Quand Les Olympiades a été lancé au Festival de Cannes l’an dernier, une impression de renouvellement s’est imposée. Un peu comme si, après des longs métrages aussi marquants qu’Un prophète, De rouille et d’os ou Dheepan, qui lui a valu la Palme d’or en 2015, Jacques Audiard avait souhaité redistribuer les cartes et jeter les bases d’un nouveau cycle. Aux yeux du principal intéressé, il n’en est pourtant rien.

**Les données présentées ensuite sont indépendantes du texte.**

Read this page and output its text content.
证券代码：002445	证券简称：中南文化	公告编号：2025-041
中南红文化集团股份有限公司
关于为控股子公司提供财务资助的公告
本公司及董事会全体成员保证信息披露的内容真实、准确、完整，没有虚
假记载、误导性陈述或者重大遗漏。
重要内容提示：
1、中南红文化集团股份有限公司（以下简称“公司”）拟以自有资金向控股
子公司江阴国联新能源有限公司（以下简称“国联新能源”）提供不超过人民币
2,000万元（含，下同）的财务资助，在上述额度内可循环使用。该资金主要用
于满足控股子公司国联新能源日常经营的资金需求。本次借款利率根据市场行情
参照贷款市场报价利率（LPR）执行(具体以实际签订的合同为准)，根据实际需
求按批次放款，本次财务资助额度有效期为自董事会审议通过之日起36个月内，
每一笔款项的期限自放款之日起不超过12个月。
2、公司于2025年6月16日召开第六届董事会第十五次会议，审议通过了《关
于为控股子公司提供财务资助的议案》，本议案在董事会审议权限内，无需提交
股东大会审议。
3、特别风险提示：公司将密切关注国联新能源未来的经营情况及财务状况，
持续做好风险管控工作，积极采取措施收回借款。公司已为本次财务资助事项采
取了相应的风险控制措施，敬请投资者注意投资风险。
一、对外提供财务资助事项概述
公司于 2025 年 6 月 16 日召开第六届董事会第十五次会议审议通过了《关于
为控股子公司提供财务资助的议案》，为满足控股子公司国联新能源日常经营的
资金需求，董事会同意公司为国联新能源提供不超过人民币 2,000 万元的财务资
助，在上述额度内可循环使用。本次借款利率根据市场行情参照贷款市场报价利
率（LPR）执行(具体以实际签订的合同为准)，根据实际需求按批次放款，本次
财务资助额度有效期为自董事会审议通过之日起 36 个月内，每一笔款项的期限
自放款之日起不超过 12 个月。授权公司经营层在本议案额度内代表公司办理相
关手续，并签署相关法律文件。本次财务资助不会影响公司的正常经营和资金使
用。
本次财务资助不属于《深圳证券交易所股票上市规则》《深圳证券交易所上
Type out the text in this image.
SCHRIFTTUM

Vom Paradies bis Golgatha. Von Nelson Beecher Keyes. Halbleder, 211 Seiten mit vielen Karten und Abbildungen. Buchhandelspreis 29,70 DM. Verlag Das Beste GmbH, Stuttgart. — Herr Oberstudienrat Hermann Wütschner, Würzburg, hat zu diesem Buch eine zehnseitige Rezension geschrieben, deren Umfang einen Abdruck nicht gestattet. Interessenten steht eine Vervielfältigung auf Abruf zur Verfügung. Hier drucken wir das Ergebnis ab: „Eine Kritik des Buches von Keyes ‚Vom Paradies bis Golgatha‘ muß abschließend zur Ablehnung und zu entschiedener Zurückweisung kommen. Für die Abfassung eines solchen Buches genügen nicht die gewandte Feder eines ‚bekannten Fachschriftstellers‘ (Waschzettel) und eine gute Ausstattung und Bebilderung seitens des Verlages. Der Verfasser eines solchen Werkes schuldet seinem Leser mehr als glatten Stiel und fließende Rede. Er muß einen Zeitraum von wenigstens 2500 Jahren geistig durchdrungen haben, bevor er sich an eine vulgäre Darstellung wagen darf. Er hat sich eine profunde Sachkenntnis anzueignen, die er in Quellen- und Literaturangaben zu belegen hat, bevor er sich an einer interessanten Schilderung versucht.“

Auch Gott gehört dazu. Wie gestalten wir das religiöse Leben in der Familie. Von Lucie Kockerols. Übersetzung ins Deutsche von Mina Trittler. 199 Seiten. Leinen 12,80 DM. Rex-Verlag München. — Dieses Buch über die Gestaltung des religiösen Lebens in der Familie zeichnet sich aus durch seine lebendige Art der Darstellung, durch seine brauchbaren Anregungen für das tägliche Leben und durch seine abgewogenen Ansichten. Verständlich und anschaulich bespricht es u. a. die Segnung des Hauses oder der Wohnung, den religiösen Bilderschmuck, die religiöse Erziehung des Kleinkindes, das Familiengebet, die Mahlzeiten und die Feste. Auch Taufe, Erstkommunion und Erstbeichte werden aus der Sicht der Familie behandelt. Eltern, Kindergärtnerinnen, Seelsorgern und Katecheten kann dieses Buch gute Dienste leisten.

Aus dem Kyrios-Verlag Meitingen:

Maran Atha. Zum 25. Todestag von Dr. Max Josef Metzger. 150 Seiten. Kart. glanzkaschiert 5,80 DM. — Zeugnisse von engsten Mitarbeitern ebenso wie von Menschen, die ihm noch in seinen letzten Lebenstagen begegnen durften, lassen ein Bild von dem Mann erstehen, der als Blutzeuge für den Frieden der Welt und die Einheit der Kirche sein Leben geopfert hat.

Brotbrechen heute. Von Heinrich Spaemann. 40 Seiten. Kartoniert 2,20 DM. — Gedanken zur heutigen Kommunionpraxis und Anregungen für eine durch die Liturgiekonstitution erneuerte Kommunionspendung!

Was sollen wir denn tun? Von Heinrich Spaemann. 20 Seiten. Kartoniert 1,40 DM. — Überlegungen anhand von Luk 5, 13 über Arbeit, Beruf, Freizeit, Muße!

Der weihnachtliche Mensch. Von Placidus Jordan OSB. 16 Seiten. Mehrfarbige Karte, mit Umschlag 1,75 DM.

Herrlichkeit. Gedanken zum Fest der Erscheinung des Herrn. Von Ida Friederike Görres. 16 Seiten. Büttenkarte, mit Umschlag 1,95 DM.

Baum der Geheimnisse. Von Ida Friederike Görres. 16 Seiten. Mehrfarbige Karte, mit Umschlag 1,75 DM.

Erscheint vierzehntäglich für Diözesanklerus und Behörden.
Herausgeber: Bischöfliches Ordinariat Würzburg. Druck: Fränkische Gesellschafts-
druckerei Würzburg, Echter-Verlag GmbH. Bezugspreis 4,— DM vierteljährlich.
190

« Chaque fois, j’essaie de changer quelque chose, explique le cinéaste au cours d’un entretien en visioconférence accordé à La Presse. Je n’aime pas la répétition. François Truffaut disait qu’on fait toujours un film en réaction au précédent. Je ne sais pas si je suis tout à fait d’accord avec cette affirmation, mais elle a certainement du vrai. L’histoire des Frères Sisters était violente et très masculine. Quand vous vous engagez dans ce genre de cinéma, vous le faites à l’exclusion des autres, notamment des femmes. »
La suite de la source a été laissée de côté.